There has been a softening of community attitudes to Middle Eastern asylum seekers in rural Australia in the past few years, but there is a hell of a long way to go. It has been largely due to the work of Rural Australians for Refugees, but also because communities saw, for instance, the Hazara refugees in Young as hardworking people who had suffered constant and ongoing victimisation in their homeland. Suddenly these people and others from Iraq and elsewhere were recognised not as demons flooding in by boat but as people with undeniable claims to our compassion, despite the worst endeavours of racist elements who tried to split those communities.

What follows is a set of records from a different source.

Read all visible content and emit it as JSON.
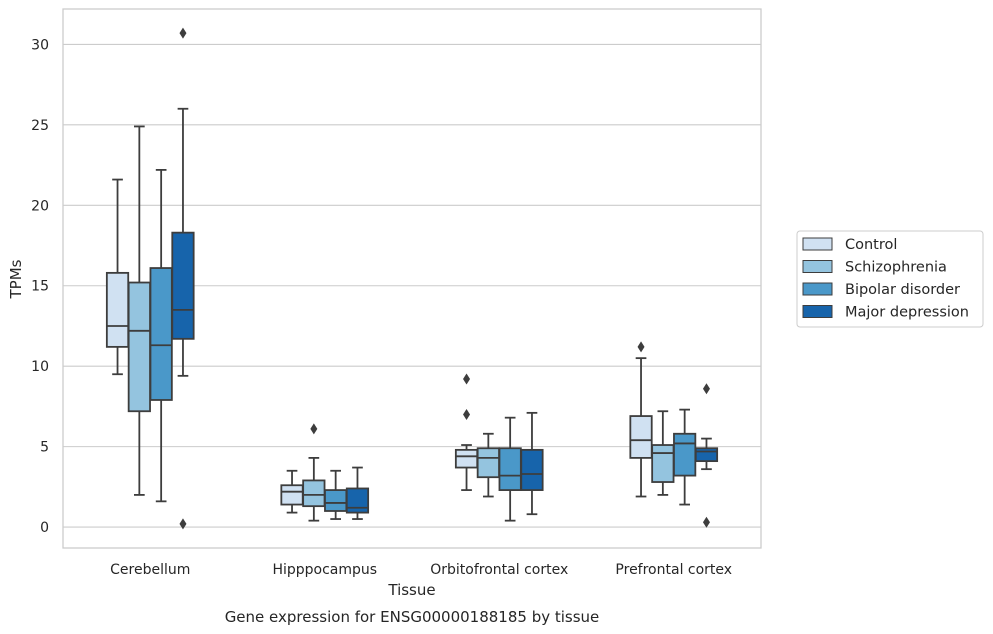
{
  "chart_data": {
    "type": "box",
    "title": "Gene expression for ENSG00000188185 by tissue",
    "xlabel": "Tissue",
    "ylabel": "TPMs",
    "ylim": [
      -1.3,
      32.2
    ],
    "yticks": [
      0,
      5,
      10,
      15,
      20,
      25,
      30
    ],
    "grid": "horizontal",
    "legend_position": "right",
    "categories": [
      "Cerebellum",
      "Hipppocampus",
      "Orbitofrontal cortex",
      "Prefrontal cortex"
    ],
    "series": [
      {
        "name": "Control",
        "color": "#d0e1f2",
        "boxes": [
          {
            "whislo": 9.5,
            "q1": 11.2,
            "med": 12.5,
            "q3": 15.8,
            "whishi": 21.6,
            "fliers": []
          },
          {
            "whislo": 0.9,
            "q1": 1.4,
            "med": 2.2,
            "q3": 2.6,
            "whishi": 3.5,
            "fliers": []
          },
          {
            "whislo": 2.3,
            "q1": 3.7,
            "med": 4.4,
            "q3": 4.8,
            "whishi": 5.1,
            "fliers": [
              7.0,
              9.2
            ]
          },
          {
            "whislo": 1.9,
            "q1": 4.3,
            "med": 5.4,
            "q3": 6.9,
            "whishi": 10.5,
            "fliers": [
              11.2
            ]
          }
        ]
      },
      {
        "name": "Schizophrenia",
        "color": "#94c4df",
        "boxes": [
          {
            "whislo": 2.0,
            "q1": 7.2,
            "med": 12.2,
            "q3": 15.2,
            "whishi": 24.9,
            "fliers": []
          },
          {
            "whislo": 0.4,
            "q1": 1.3,
            "med": 2.0,
            "q3": 2.9,
            "whishi": 4.3,
            "fliers": [
              6.1
            ]
          },
          {
            "whislo": 1.9,
            "q1": 3.1,
            "med": 4.3,
            "q3": 4.9,
            "whishi": 5.8,
            "fliers": []
          },
          {
            "whislo": 2.0,
            "q1": 2.8,
            "med": 4.6,
            "q3": 5.1,
            "whishi": 7.2,
            "fliers": []
          }
        ]
      },
      {
        "name": "Bipolar disorder",
        "color": "#4a98c9",
        "boxes": [
          {
            "whislo": 1.6,
            "q1": 7.9,
            "med": 11.3,
            "q3": 16.1,
            "whishi": 22.2,
            "fliers": []
          },
          {
            "whislo": 0.5,
            "q1": 1.0,
            "med": 1.5,
            "q3": 2.3,
            "whishi": 3.5,
            "fliers": []
          },
          {
            "whislo": 0.4,
            "q1": 2.3,
            "med": 3.2,
            "q3": 4.9,
            "whishi": 6.8,
            "fliers": []
          },
          {
            "whislo": 1.4,
            "q1": 3.2,
            "med": 5.2,
            "q3": 5.8,
            "whishi": 7.3,
            "fliers": []
          }
        ]
      },
      {
        "name": "Major depression",
        "color": "#1764ab",
        "boxes": [
          {
            "whislo": 9.4,
            "q1": 11.7,
            "med": 13.5,
            "q3": 18.3,
            "whishi": 26.0,
            "fliers": [
              0.2,
              30.7
            ]
          },
          {
            "whislo": 0.5,
            "q1": 0.9,
            "med": 1.2,
            "q3": 2.4,
            "whishi": 3.7,
            "fliers": []
          },
          {
            "whislo": 0.8,
            "q1": 2.3,
            "med": 3.3,
            "q3": 4.8,
            "whishi": 7.1,
            "fliers": []
          },
          {
            "whislo": 3.6,
            "q1": 4.1,
            "med": 4.7,
            "q3": 4.9,
            "whishi": 5.5,
            "fliers": [
              0.3,
              8.6
            ]
          }
        ]
      }
    ]
  }
}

A Calare constituent wrote to me last week before the PM’s change of tack. He says he would gladly recruit the assistance of four or five families including his own to sponsor a family of detainees to live in Orange. He envisages a community trust fund to help pay for housing rental, clothing, schooling needs and other essentials. The Refugee Council of Australia describes these changes as a missed opportunity. There are people out there in the community ready and willing to put out their hands to provide the sort of protection that we as a nation have the wit to devise in the interests of showing the world how we can compassionately look after people, 90 per cent of whom, as I have said, have been decreed to be genuine refugee applicants.

The Refugee Council welcomes the positive impact of keeping families intact, time limits set on processing, increased oversight by the Ombudsman and the deadline on completion of processing further protection visas, but points out fundamental problems that remain. As with ChilOut, the council points to matters of grave concern such as continuing breaches of human rights conventions, no prevention of people being detained for long periods, no solution for people whose legitimate need for protection falls outside the refugee convention, the damaging use of temporary protection visas for convention refugees and no guarantee of structural change within DIMIA.

Of course, one has to accept the small mercies that have been offered by these changes. But they are political changes to save political face. The Prime Minister, when asked about the harshness of his detention policy, says, ‘Perhaps parents should have asked themselves if they should have come in an unauthorised fashion.’ Perhaps that was what the parents who drowned with their kids as SIEV X sank were asking.